The local private sector said it was “dismayed” at the latest downgrade of the country’s bond rating by international ratings agency Moody’s Investors Service, and that it took little comfort from the stable outlook.
Over the weekend a statement from Moody’s said the decision to downgrade the island’s Issuer and Bond Ratings to Caa1 from B3 and revise the outlook to stable from negative was driven by low levels of foreign exchange reserves and weak funding conditions, as well as slow progress towards achieving fiscal consolidation consistent with a suitable debt trajectory.
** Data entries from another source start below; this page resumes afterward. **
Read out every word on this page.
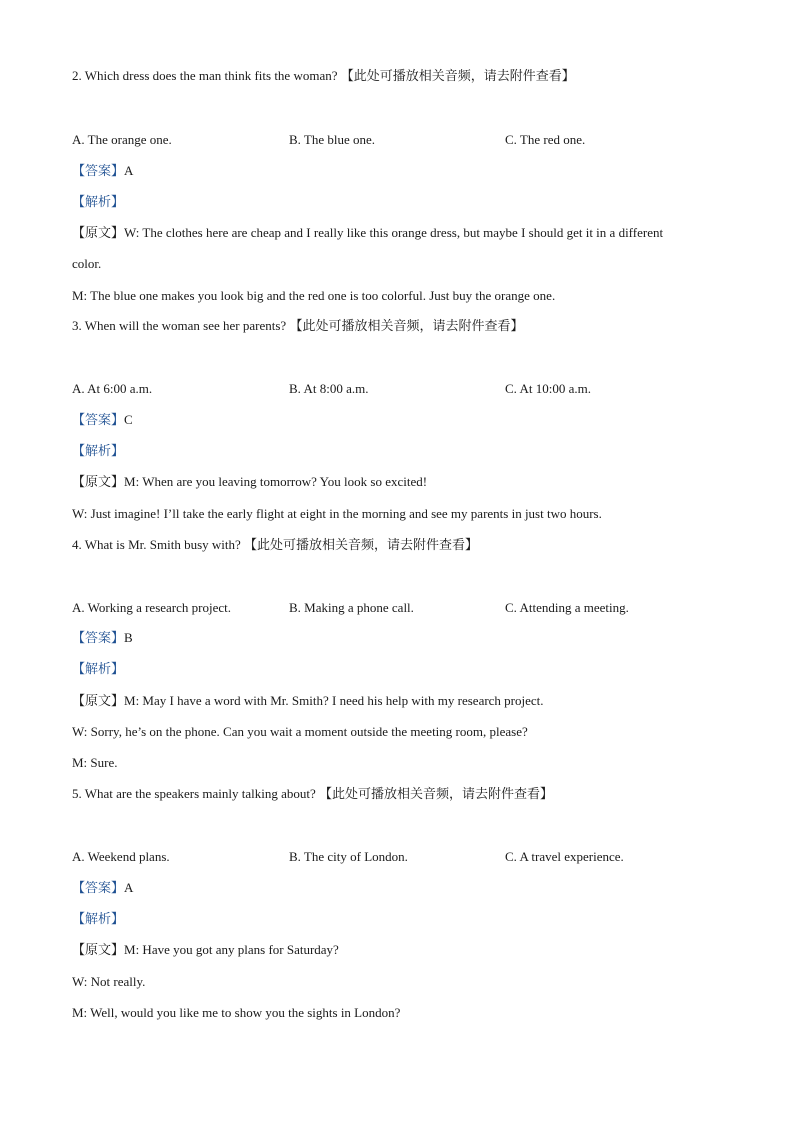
2. Which dress does the man think fits the woman? 【此处可播放相关音频，请去附件查看】
A. The orange one.	B. The blue one.	C. The red one.
【答案】A
【解析】
【原文】W: The clothes here are cheap and I really like this orange dress, but maybe I should get it in a different
color.
M: The blue one makes you look big and the red one is too colorful. Just buy the orange one.
3. When will the woman see her parents? 【此处可播放相关音频，请去附件查看】
A. At 6:00 a.m.	B. At 8:00 a.m.	C. At 10:00 a.m.
【答案】C
【解析】
【原文】M: When are you leaving tomorrow? You look so excited!
W: Just imagine! I’ll take the early flight at eight in the morning and see my parents in just two hours.
4. What is Mr. Smith busy with? 【此处可播放相关音频，请去附件查看】
A. Working a research project.	B. Making a phone call.	C. Attending a meeting.
【答案】B
【解析】
【原文】M: May I have a word with Mr. Smith? I need his help with my research project.
W: Sorry, he’s on the phone. Can you wait a moment outside the meeting room, please?
M: Sure.
5. What are the speakers mainly talking about? 【此处可播放相关音频，请去附件查看】
A. Weekend plans.	B. The city of London.	C. A travel experience.
【答案】A
【解析】
【原文】M: Have you got any plans for Saturday?
W: Not really.
M: Well, would you like me to show you the sights in London?
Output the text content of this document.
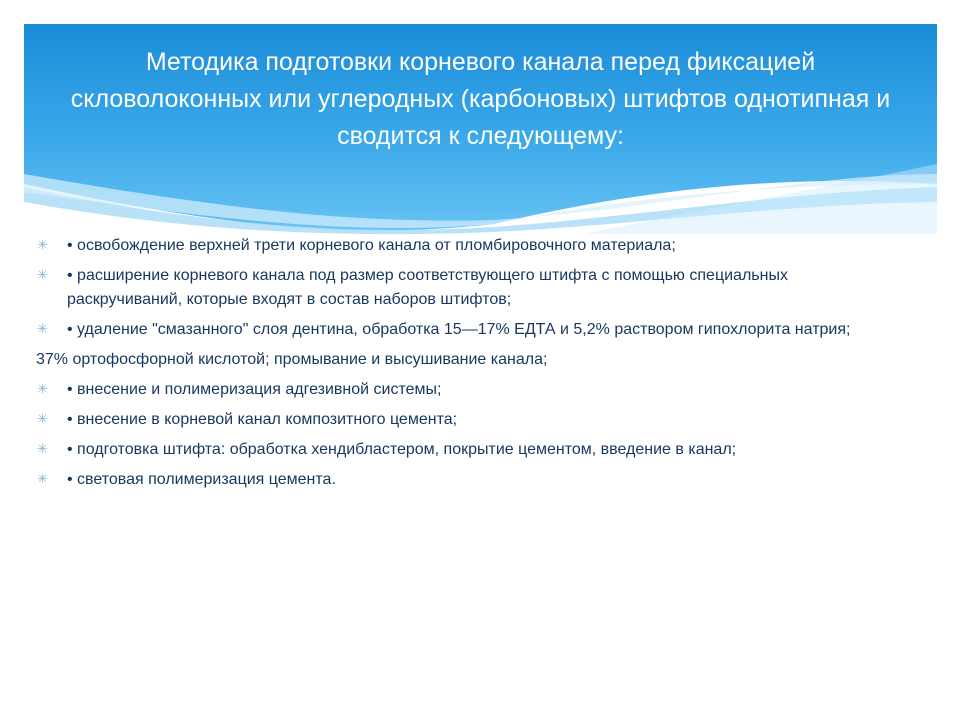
Методика подготовки корневого канала перед фиксацией скловолоконных или углеродных (карбоновых) штифтов однотипная и сводится к следующему:
✳ • освобождение верхней трети корневого канала от пломбировочного материала;
✳ • расширение корневого канала под размер соответствующего штифта с помощью специальных раскручиваний, которые входят в состав наборов штифтов;
✳ • удаление "смазанного" слоя дентина, обработка 15—17% ЕДТА и 5,2% раствором гипохлорита натрия;
37% ортофосфорной кислотой; промывание и высушивание канала;
✳ • внесение и полимеризация адгезивной системы;
✳ • внесение в корневой канал композитного цемента;
✳ • подготовка штифта: обработка хендибластером, покрытие цементом, введение в канал;
✳ • световая полимеризация цемента.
Chairman of the Barbados Private Sector Association (BPSA) Alex McDonald told Barbados TODAY the Issuer Rating downgrade was “almost like a slap in the face” since it virtually nullified the stable outlook.
“But surely they were very dismayed. They were hopeful that the talk of growth and so on would have helped to move the ratings to a more positive sign,” McDonald said of the reaction of the BPSA membership.
The island recorded 0.5 per cent economic growth in 2015 and had about 14 weeks of foreign reserves, according to the Central Bank.
McDonald told Barbados TODAY, ideally the business community would have liked to see movements upwards.
However, he said no movement at all would have been better than a downgrade.
“We would prefer to have seen no movement rather than a movement downward. And the movement from [negative] to stable is small comfort at this time to be honest,” he said.
The BPSA Chairman warned that the country could not withstand many more of these negative reviews and called for a redoubling of efforts to deal with the national debt.
McDonald said the assessment suggested that some reform was necessary, adding that the private sector had repeatedly called for “the consultative process to really get into the belly of what this beast is” and to collectively chart a way forward.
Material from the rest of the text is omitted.